As the Government made clear in Equity and Excellence: Liberating the NHS, the NHS needs a comprehensive, transparent and sustainable structure of payment for performance that ensures payment reflects quality. Payments and the ‘currencies’ they are based on will be structured in the way that is most relevant to the service being provided, and will be conditional on achieving quality goals. If providers deliver care that is of poor quality, then commissioners will be able to impose contractual penalties.
In this context, the “never event” framework is clear that where a “never event” occurs during a commissioned episode of care, the commissioner should recover the cost of that episode of care and, in addition, there should be no charge to the commissioner for any corrective procedure/operation that is required. Where there is in-hospital death, the commissioner can recover the cost of the episode of care if appropriate, or the cost of the care to date within the financial year for the ongoing patient episode.
Cost recovery is intended as a lever to encourage providers to ensure that “never events” do not happen. Recovery of money is not in any way intended for use as ‘compensation’ for a “never event” occurring. Recovery of costs does not in any way affect the provider’s liability with respect to criminal or clinical negligence proceedings.
Commissioners will be able to waive the cost recovery process according to individual circumstances and local agreement. This should be the result of an open dialogue between the commissioner and the provider, where the circumstances of the particular event are taken into account, including the actions that the provider has taken in response to the event.
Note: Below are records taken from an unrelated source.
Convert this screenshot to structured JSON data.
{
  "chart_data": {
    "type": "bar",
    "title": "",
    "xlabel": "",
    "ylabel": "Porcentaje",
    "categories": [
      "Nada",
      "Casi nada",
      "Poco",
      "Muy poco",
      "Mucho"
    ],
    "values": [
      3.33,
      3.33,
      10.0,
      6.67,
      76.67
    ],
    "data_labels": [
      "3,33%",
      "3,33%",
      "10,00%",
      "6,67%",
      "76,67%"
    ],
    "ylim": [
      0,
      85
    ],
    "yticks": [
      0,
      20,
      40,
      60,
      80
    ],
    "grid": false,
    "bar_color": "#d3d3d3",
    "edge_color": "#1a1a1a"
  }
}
Importantly, cost recovery does not replace any separate regulatory requirements such as the process of registration with the Care Quality Commission (CQC) and compliance with minimum standards. The payment system should align with and support best practice but is not, nor should become, a regulatory mechanism. The CQC should use information on “never events” to inform its regulatory processes and, following a “never event”, should take any enforcement action it deems appropriate. This action could include imposing additional financial penalties such as fines, where a review of compliance following a “never event” provides evidence of non-compliance with Essential Standards of Quality and Safety. Any such review should of course take into account the local response to the ‘never event’, such as cost recovery, and any evidence of learning.
Most importantly though, and consistent with the current arrangements, there must be a robust and rapid process of reporting, learning and improvement following a “never event”. Each “never event” should be reported to the relevant Primary Care Trust/commissioner and to the National Reporting and Learning System at the National Patient Safety Agency (NPSA). Each “never event” should be the subject of an investigation of its root causes, learning should implemented and the systems for future prevention strengthened. Commissioners should give high priority to the learning gained from investigation and the actions put in place by providers after a “never event”. The reporting and review of events between commissioners and providers should include evidence of discussion with the affected patient and/ or carers consistent with the NPSA’s Being Open framework .
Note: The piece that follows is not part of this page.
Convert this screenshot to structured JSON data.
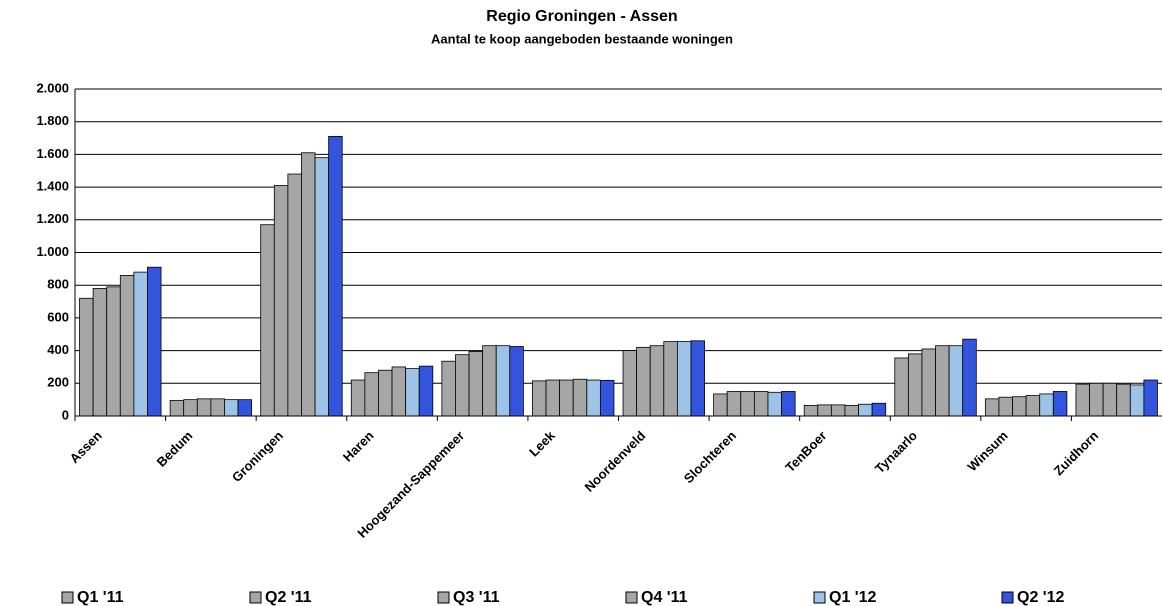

In future years, these principles will still apply, but in the context of a restructured NHS. This means that providers will be required to report the incidence of ‘’never events’’ to the commissioner of the care in which the event took place (either the National Commissioning Board or the relevant GP Commissioning Consortium). The incident must also be reported to the National Reporting and Learning System, which will sit with the National Commissioning Board.
Do you agree with cost recovery for all providers, given that some incidents relate to short term, low cost interventions and others relate to long-term care where cost recovery could be many thousands of pounds? This could disproportionately affect small providers.
Do you have alternative suggestions for the contractual framework?